Russia’s Shamans Set Up Their Own Power Vertical and Seek Official Recognition


Paul Goble

            Staunton, June 20 – For the first time ever, the shamans of the Russian Federation have come together and elected “the supreme shaman of Russia” – Kara-ool Dopchun-ool, head of the Kyzyl Local Religious Organization of Shamans – done so by an almost unanimous vote (115 out of 166 votes) and called for official recognition as a traditional religion of the country.

            Shamans are called many things in various cultures, and there is as yet little agreement on exactly who is a shaman and who is not, Nikolay Karchurov, the representative of the Supreme Shaman of Tyva tells Pavel Skrylnikov of NG-Religii. The meeting hoped to sort this out (ng.ru/ng_religii/2018-06-20/11_444_tuva.html).

            To that end, the assembly not only elected a supreme shaman but formed a nine-member United Council of the Shamans of Russia and charged it with preparing the formation of “a single religious organization for shamans from throughout Russia,” including shamans from the Russian North, Buryatia, Mongolian, Tyva, and Khakassia.
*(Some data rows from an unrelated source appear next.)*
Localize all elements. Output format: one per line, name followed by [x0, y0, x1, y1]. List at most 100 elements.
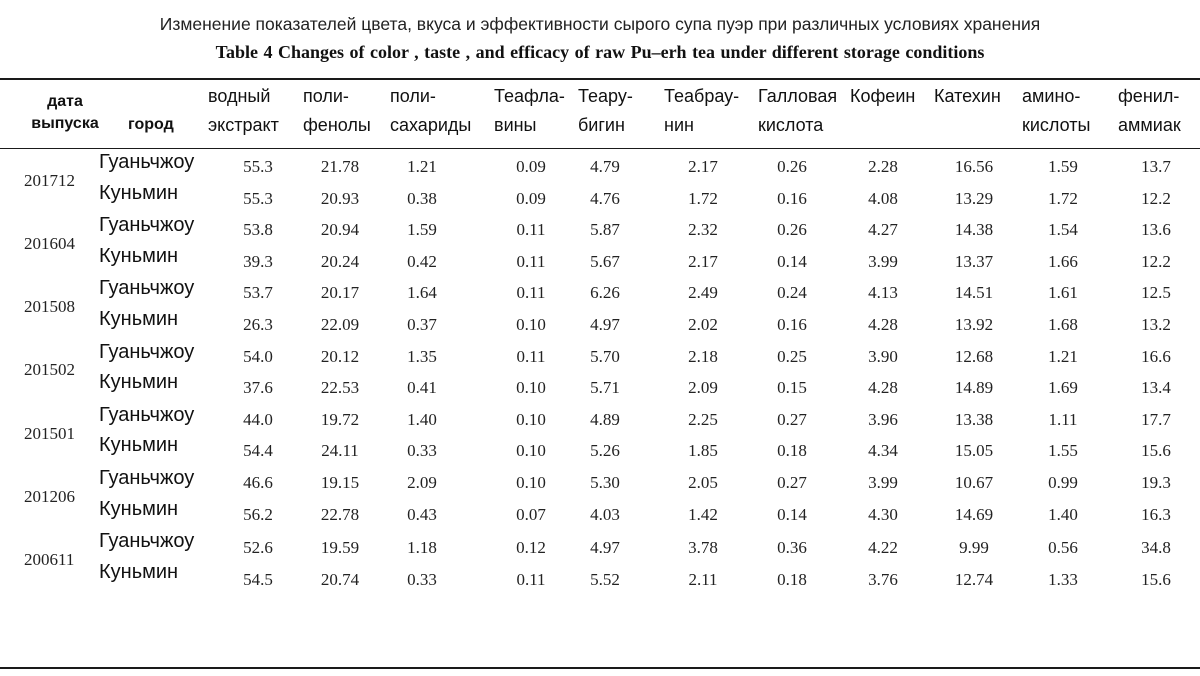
table-cell: 44.0 — [243, 409, 273, 429]
table-cell: 54.4 — [243, 441, 273, 461]
table-cell: 15.6 — [1141, 441, 1171, 461]
table-cell: 26.3 — [243, 315, 273, 334]
table-cell: 0.14 — [777, 504, 807, 524]
header-col-10: фенил-аммиак — [1118, 86, 1181, 136]
header-col-3: Теафла-вины — [494, 86, 565, 136]
table-cell: 0.16 — [777, 315, 807, 334]
table-cell: 1.66 — [1048, 251, 1078, 271]
table-cell: 3.99 — [868, 473, 898, 492]
table-cell: 4.27 — [868, 220, 898, 240]
table-cell: 9.99 — [959, 538, 989, 558]
table-cell: 22.09 — [320, 315, 360, 334]
table-cell: 4.03 — [590, 504, 620, 524]
table-cell: 4.28 — [868, 378, 898, 398]
table-cell: 0.09 — [516, 157, 546, 176]
table-cell: 13.29 — [954, 188, 994, 208]
table-cell: 6.26 — [590, 283, 620, 303]
header-col-1-line1: поли- — [303, 86, 349, 106]
table-cell: 54.0 — [243, 346, 273, 366]
header-col-8: Катехин — [934, 86, 1001, 107]
table-cell: 0.33 — [407, 569, 437, 589]
caption-ru: Изменение показателей цвета, вкуса и эфф… — [159, 14, 1041, 34]
table-cell: 0.07 — [516, 504, 546, 524]
city-label: Гуаньчжоу — [99, 403, 195, 426]
city-label: Гуаньчжоу — [99, 214, 195, 237]
table-cell: 1.21 — [407, 157, 437, 176]
header-col-0-line1: водный — [208, 86, 271, 106]
table-cell: 16.56 — [954, 157, 994, 176]
table-cell: 13.92 — [954, 315, 994, 334]
caption-en: Table 4 Changes of color , taste , and e… — [215, 42, 985, 62]
table-cell: 0.42 — [407, 251, 437, 271]
city-label: Куньмин — [99, 308, 179, 330]
table-cell: 0.26 — [777, 220, 807, 240]
table-cell: 0.09 — [516, 188, 546, 208]
city-label: Гуаньчжоу — [99, 340, 195, 363]
table-cell: 20.17 — [320, 283, 360, 303]
table-cell: 53.8 — [243, 220, 273, 240]
header-col-9-line1: амино- — [1022, 86, 1081, 106]
city-label: Гуаньчжоу — [99, 530, 195, 553]
city-label: Куньмин — [99, 497, 179, 520]
table-cell: 0.15 — [777, 378, 807, 398]
table-cell: 37.6 — [243, 378, 273, 398]
table-cell: 12.74 — [954, 569, 994, 589]
table-cell: 16.6 — [1141, 346, 1171, 366]
table-cell: 0.11 — [516, 220, 546, 240]
table-cell: 4.97 — [590, 315, 620, 334]
table-cell: 34.8 — [1141, 538, 1171, 558]
table-cell: 20.93 — [320, 188, 360, 208]
table-cell: 55.3 — [243, 157, 273, 176]
table-cell: 5.71 — [590, 378, 620, 398]
city-label: Гуаньчжоу — [99, 151, 195, 173]
table-cell: 5.26 — [590, 441, 620, 461]
table-cell: 2.17 — [688, 251, 718, 271]
table-cell: 19.15 — [320, 473, 360, 492]
city-label: Куньмин — [99, 434, 179, 457]
date-label: 201502 — [24, 360, 75, 380]
table-cell: 4.22 — [868, 538, 898, 558]
header-col-9-line2: кислоты — [1022, 115, 1091, 135]
table-cell: 2.09 — [407, 473, 437, 492]
header-col-5: Теабрау-нин — [664, 86, 739, 136]
table-cell: 14.89 — [954, 378, 994, 398]
table-cell: 4.08 — [868, 188, 898, 208]
header-col-5-line1: Теабрау- — [664, 86, 740, 106]
table-cell: 13.37 — [954, 251, 994, 271]
date-label: 200611 — [24, 550, 75, 569]
table-cell: 2.17 — [688, 157, 718, 176]
table-cell: 1.40 — [1048, 504, 1078, 524]
header-col-2-line1: поли- — [390, 86, 436, 106]
table-cell: 2.05 — [688, 473, 718, 492]
table-cell: 20.94 — [320, 220, 360, 240]
table-cell: 1.11 — [1048, 409, 1078, 429]
table-cell: 10.67 — [954, 473, 994, 492]
table-cell: 0.26 — [777, 157, 807, 176]
table-cell: 0.27 — [777, 473, 807, 492]
header-col-2-line2: сахариды — [390, 115, 472, 135]
table-cell: 5.87 — [590, 220, 620, 240]
table-cell: 4.13 — [868, 283, 898, 303]
table-cell: 4.89 — [590, 409, 620, 429]
header-col-1-line2: фенолы — [303, 115, 371, 135]
table-cell: 4.79 — [590, 157, 620, 176]
table-top-rule — [0, 78, 1200, 80]
header-col-0: водный экстракт — [208, 86, 279, 136]
table-cell: 15.6 — [1141, 569, 1171, 589]
table-cell: 0.12 — [516, 538, 546, 558]
header-col-10-line1: фенил- — [1118, 86, 1180, 106]
header-col-1: поли-фенолы — [303, 86, 371, 136]
header-col-5-line2: нин — [664, 115, 694, 135]
table-cell: 5.67 — [590, 251, 620, 271]
date-label: 201508 — [24, 297, 75, 317]
table-cell: 12.68 — [954, 346, 994, 366]
table-cell: 0.41 — [407, 378, 437, 398]
table-cell: 2.49 — [688, 283, 718, 303]
table-cell: 0.10 — [516, 315, 546, 334]
table-cell: 1.61 — [1048, 283, 1078, 303]
table-cell: 1.55 — [1048, 441, 1078, 461]
table-cell: 1.59 — [407, 220, 437, 240]
table-cell: 0.10 — [516, 473, 546, 492]
table-cell: 0.18 — [777, 441, 807, 461]
table-cell: 0.56 — [1048, 538, 1078, 558]
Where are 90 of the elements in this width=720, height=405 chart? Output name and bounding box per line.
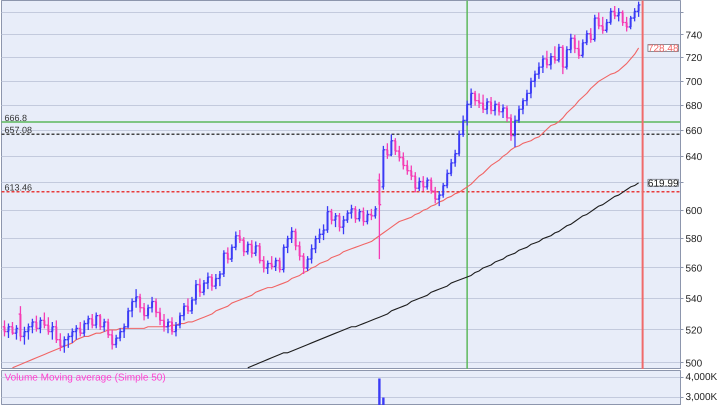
candlestick (376, 172, 382, 260)
candlestick (556, 43, 562, 64)
candlestick (186, 298, 190, 315)
candlestick (480, 94, 486, 114)
y-tick-label: 540 (686, 294, 703, 305)
candlestick (337, 212, 342, 232)
candlestick (213, 273, 218, 290)
candlestick (333, 212, 338, 228)
candlestick (10, 321, 15, 336)
candlestick (6, 322, 11, 339)
candlestick (420, 175, 426, 192)
candlestick (269, 255, 274, 270)
candlestick (364, 210, 370, 225)
candlestick (360, 206, 366, 226)
candlestick (78, 321, 83, 338)
candlestick (388, 134, 394, 157)
candlestick (416, 176, 422, 192)
candlestick (74, 324, 79, 340)
candlestick (357, 208, 362, 222)
ref-line-label: 666.8 (4, 112, 28, 123)
candlestick (62, 336, 67, 354)
candlestick (209, 273, 214, 292)
candlestick (94, 312, 99, 330)
candlestick (102, 318, 107, 332)
candlestick (384, 142, 390, 160)
candlestick (496, 101, 502, 116)
candlestick (329, 208, 334, 225)
y-tick-label: 720 (686, 53, 703, 64)
candlestick (500, 104, 506, 119)
candlestick (492, 100, 498, 116)
candlestick (368, 208, 374, 221)
candlestick (560, 44, 566, 75)
chart-title: Volume Moving average (Simple 50) (4, 372, 166, 384)
candlestick (197, 278, 202, 298)
y-tick-label: 660 (686, 126, 703, 138)
y-tick-label: 740 (686, 30, 703, 42)
candlestick (380, 145, 386, 190)
candlestick (170, 316, 174, 336)
y-tick-label: 680 (686, 101, 703, 112)
candlestick (34, 314, 39, 332)
y-tick-label: 640 (686, 152, 703, 163)
candlestick (273, 256, 278, 272)
candlestick (472, 90, 478, 106)
y-tick-label: 600 (686, 206, 703, 217)
ref-line-label: 657.08 (4, 125, 32, 136)
candlestick (70, 328, 75, 344)
y-tick-label: 520 (686, 325, 703, 336)
candlestick (596, 12, 602, 30)
candlestick (66, 332, 71, 349)
candlestick (349, 204, 354, 220)
candlestick (488, 96, 494, 115)
candlestick (22, 326, 27, 346)
candlestick (588, 27, 594, 44)
candlestick (46, 316, 51, 336)
candlestick (544, 50, 550, 69)
data-label: 619.99 (648, 178, 679, 190)
candlestick (245, 240, 250, 256)
candlestick (552, 46, 558, 64)
candlestick (612, 5, 618, 20)
candlestick (636, 0, 642, 18)
y-tick-label: 700 (686, 76, 703, 88)
candlestick (225, 246, 230, 264)
candlestick (50, 321, 55, 340)
candlestick (166, 318, 170, 334)
candlestick (616, 7, 622, 22)
candlestick (2, 320, 7, 338)
line-series (247, 182, 640, 368)
candlestick (484, 98, 490, 115)
candlestick (14, 324, 19, 340)
candlestick (353, 205, 358, 224)
y-tick-label: 580 (686, 234, 703, 246)
candlestick (265, 260, 270, 275)
y-tick-label: 500 (686, 358, 703, 370)
candlestick (98, 313, 103, 331)
y-tick-label: 4,000K (686, 372, 718, 383)
candlestick (424, 176, 430, 190)
candlestick (38, 316, 43, 334)
candlestick (249, 239, 254, 258)
candlestick (600, 16, 606, 34)
y-tick-label: 560 (686, 263, 703, 274)
candlestick (372, 205, 378, 220)
ref-line-label: 613.46 (4, 182, 32, 193)
candlestick (548, 52, 554, 70)
candlestick (476, 92, 482, 109)
y-tick-label: 3,000K (686, 392, 718, 403)
candlestick (18, 306, 23, 342)
candlestick (26, 322, 31, 340)
candlestick (82, 320, 87, 338)
candlestick (277, 256, 282, 274)
candlestick (90, 313, 95, 330)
            There are more than a thousand shamans in Russia, Karchurov says. “At the present time, the goal of unification is the introduction of shamanism into the legal field. You understand,” he tells Skrylnikov, this is a question of “now or never.”   At present, the authorities lump us with witches and others who are not shamans.

            “A shaman,” he continues, “is a spiritual person. Legally, there is nothing about this anywhere except in Tyva.” Our goal is to have a common law for all shamans in Russia. (Skrylnikov notes that there are references to shamans and shamanism in the laws of Buryatia and Sakha.)

            This is not the first time the shamans have tried to organize: they met in 2009 but little came of it. Moreover, as Valentina Kharitonova of the Moscow Institute of Ethnology and Anthropology points out, “in traditional shamanism, there never was any organization or religious shrines let alone ‘supreme shamans.’”

            Some shamans are already criticizing the work of the assembly, but its organizers say they are less concerned about responding to such attacks than about developing the opportunity to define who and what they are and to organize and interact with the political authorities as other officially recognized faiths do.   

            Some in the West see this as an effort to create a Soviet-style top to bottom organization or power vertical, Skrylnikov writes, “but the shamans who understand the foundations of their tradition are trying to avoid this,” even if what they are doing looks precisely like that. But the most important consequence of this meeting may lie elsewhere.

            In attendance at the congress were representatives of Russian neo-pagan communities who “are experiencing difficulties of a similar character as far as self-definition” and thus look to the shamans as providing a model for their activity especially in the face of hostility from the Russian Orthodox Church.

            Both the shamans and perhaps the neo-pagans appear now well on the way to creating their own “centralized religious organizations” and electing “a competent coordinator” to run it, just as other faiths have been forced to do given the structure and demands of the Russian political system.